For a little more than a week now, the
Blogosphere and airwaves have been inundated with all things Kelo.
While it is impressive to hear and see such an uproar regarding personal
property rights, Kelo's much more sinister second cousin has been quietly eating
away at the right most Americans cherish.
For quite a few years now, the
U.S.
Army Corps of Engineers, U.S. Fish and
Wildlife Service and the U.S. Environmental
Protection Agency have required -- demanded -- that private property owners
give up portions of their lands for ecological habitat in exchange for
development permits. As an environmental consultant, I help my clients (many of
northern California's and the nation's largest real estate developers) navigate
the tortuous path of environmental regulation.
If a client was
unfortunate enough to have wetlands on their property, the traditional method of
compliance was to mitigate the impacts at a wetlands mitigation bank or other
off-site location. Well, this wasn't too bad until wetland mitigation acreage
started selling for upwards of $200,000.00 per acre.

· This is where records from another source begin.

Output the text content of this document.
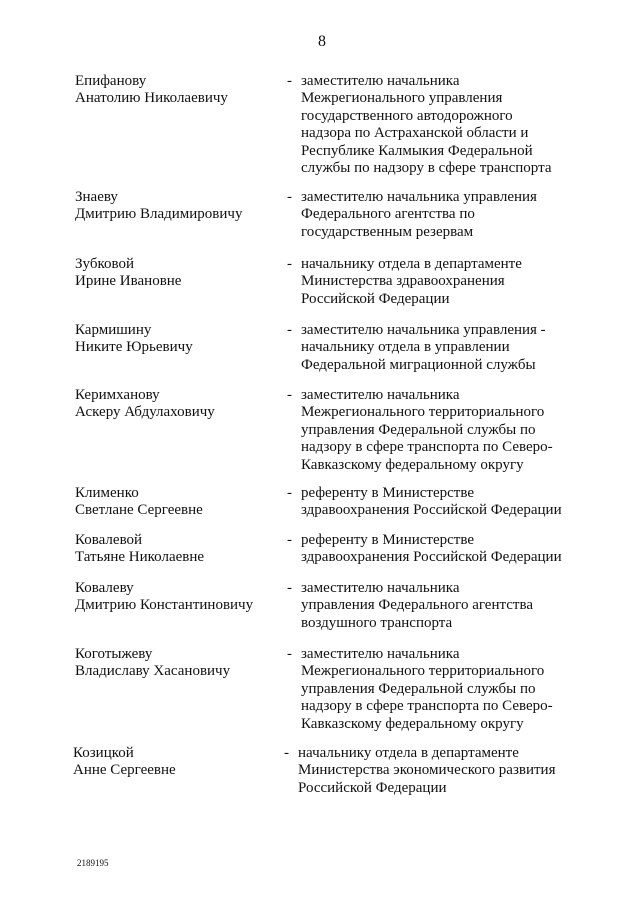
8
Епифанову
Анатолию Николаевичу
- заместителю начальника
Межрегионального управления
государственного автодорожного
надзора по Астраханской области и
Республике Калмыкия Федеральной
службы по надзору в сфере транспорта
Знаеву
Дмитрию Владимировичу
- заместителю начальника управления
Федерального агентства по
государственным резервам
Зубковой
Ирине Ивановне
- начальнику отдела в департаменте
Министерства здравоохранения
Российской Федерации
Кармишину
Никите Юрьевичу
- заместителю начальника управления -
начальнику отдела в управлении
Федеральной миграционной службы
Керимханову
Аскеру Абдулаховичу
- заместителю начальника
Межрегионального территориального
управления Федеральной службы по
надзору в сфере транспорта по Северо-
Кавказскому федеральному округу
Клименко
Светлане Сергеевне
- референту в Министерстве
здравоохранения Российской Федерации
Ковалевой
Татьяне Николаевне
- референту в Министерстве
здравоохранения Российской Федерации
Ковалеву
Дмитрию Константиновичу
- заместителю начальника
управления Федерального агентства
воздушного транспорта
Коготыжеву
Владиславу Хасановичу
- заместителю начальника
Межрегионального территориального
управления Федеральной службы по
надзору в сфере транспорта по Северо-
Кавказскому федеральному округу
Козицкой
Анне Сергеевне
- начальнику отдела в департаменте
Министерства экономического развития
Российской Федерации
2189195
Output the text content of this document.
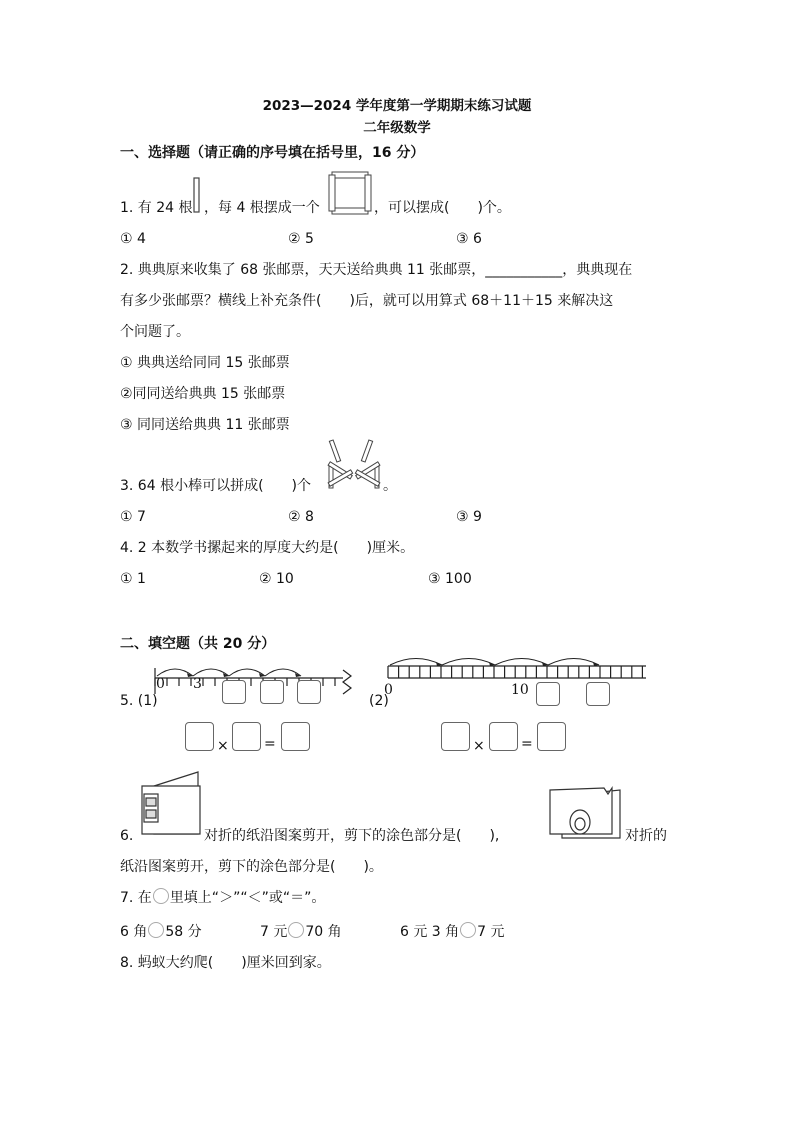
2023—2024 学年度第一学期期末练习试题
二年级数学
一、选择题（请正确的序号填在括号里，16 分）
1. 有 24 根 ，每 4 根摆成一个	，可以摆成(　　)个。
① 4	② 5	③ 6
2. 典典原来收集了 68 张邮票，天天送给典典 11 张邮票，___________，典典现在
有多少张邮票？横线上补充条件(　　)后，就可以用算式 68＋11＋15 来解决这
个问题了。
① 典典送给同同 15 张邮票
②同同送给典典 15 张邮票
③ 同同送给典典 11 张邮票
3. 64 根小棒可以拼成(　　)个	。
① 7	② 8	③ 9
4. 2 本数学书摞起来的厚度大约是(　　)厘米。
① 1	② 10	③ 100
二、填空题（共 20 分）
0 3
5. (1)
×	=
(2)
0	10
×	=
6.	对折的纸沿图案剪开，剪下的涂色部分是(　　),	对折的
纸沿图案剪开，剪下的涂色部分是(　　)。
7. 在 里填上“＞”“＜”或“＝”。
6 角 58 分	7 元 70 角	6 元 3 角 7 元
8. 蚂蚁大约爬(　　)厘米回到家。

Yes, $200,000.00 an
acre.
So, land speculators (often the developers themselves) were sitting
fat and happy collecting a large sum of money for land that was previously
deemed worthless (I got some swamp land in Florida for ya?).
Apparently,
this was not enough of a deterrent to development, so the agencies upped the
ante -- they went "all in" for you poker players out there.
Instead of
merely requiring mitigation, the agencies started requiring that the developers
avoid impacts to wetlands and other waters and establish the avoided area as a
wetland preserve. Not only did the developer have to avoid the wetland by
engineering their land use plans so roads, buildings and other infrastructure
ran around the wetland feature, the developer was forced to give the land to a
"conservation-oriented third-party."
It gets better.
On top of not
being able to develop the land and having to give it to someone else, the
developer is forced to establish an endowment fund to maintain the preserve area
in perpetuity -- which is forever.
I have personally had clients that
walked away from development projects because the agencies were taking upwards
of 25 percent of the project area (10 acres preserved on a 40-acre site) to
preserve less than two acres of wetlands.
Duane at blackinformant
posts ...Henry Lamb, executive Vice President of the Environmental Conservation
Organization (ECO), and Chairman of Sovereignty International talks about how a
sustainable development program in the UK that may result in the loss of 10,000
homes.
Have you ever wondered why new houses cost
so much?
The fun for developers doesn't end with the Endangered
Species Act or the Clean Water Act. Local jurisdictions are getting in the fun
of taking private property, as well.
In Sacramento County, California, a
new affordable housing ordinance
was enacted in January of 2005 that required developers to, once again, give
away part of their land in exchange for development permits.
In a
nutshell, the ordinance requires that projects seeking approval for five or more
dwelling units shall include an affordable housing component. This component
goes far beyond the typical low-income apartment next to the parking lot. A
project is considered in compliance with the ordinance if the developer
"Dedicates an extremely low income unit identified as suitable within the
development to Sacramento Housing and Redevelopment Agency AT NO
COST."
So, it seems that we have been dealing with the Kelo clan for some
time now. Unfortunately, it now has the SCOTUS stamp of approval.
I think
I'll buy a boat. At least I understand the Coast Guard.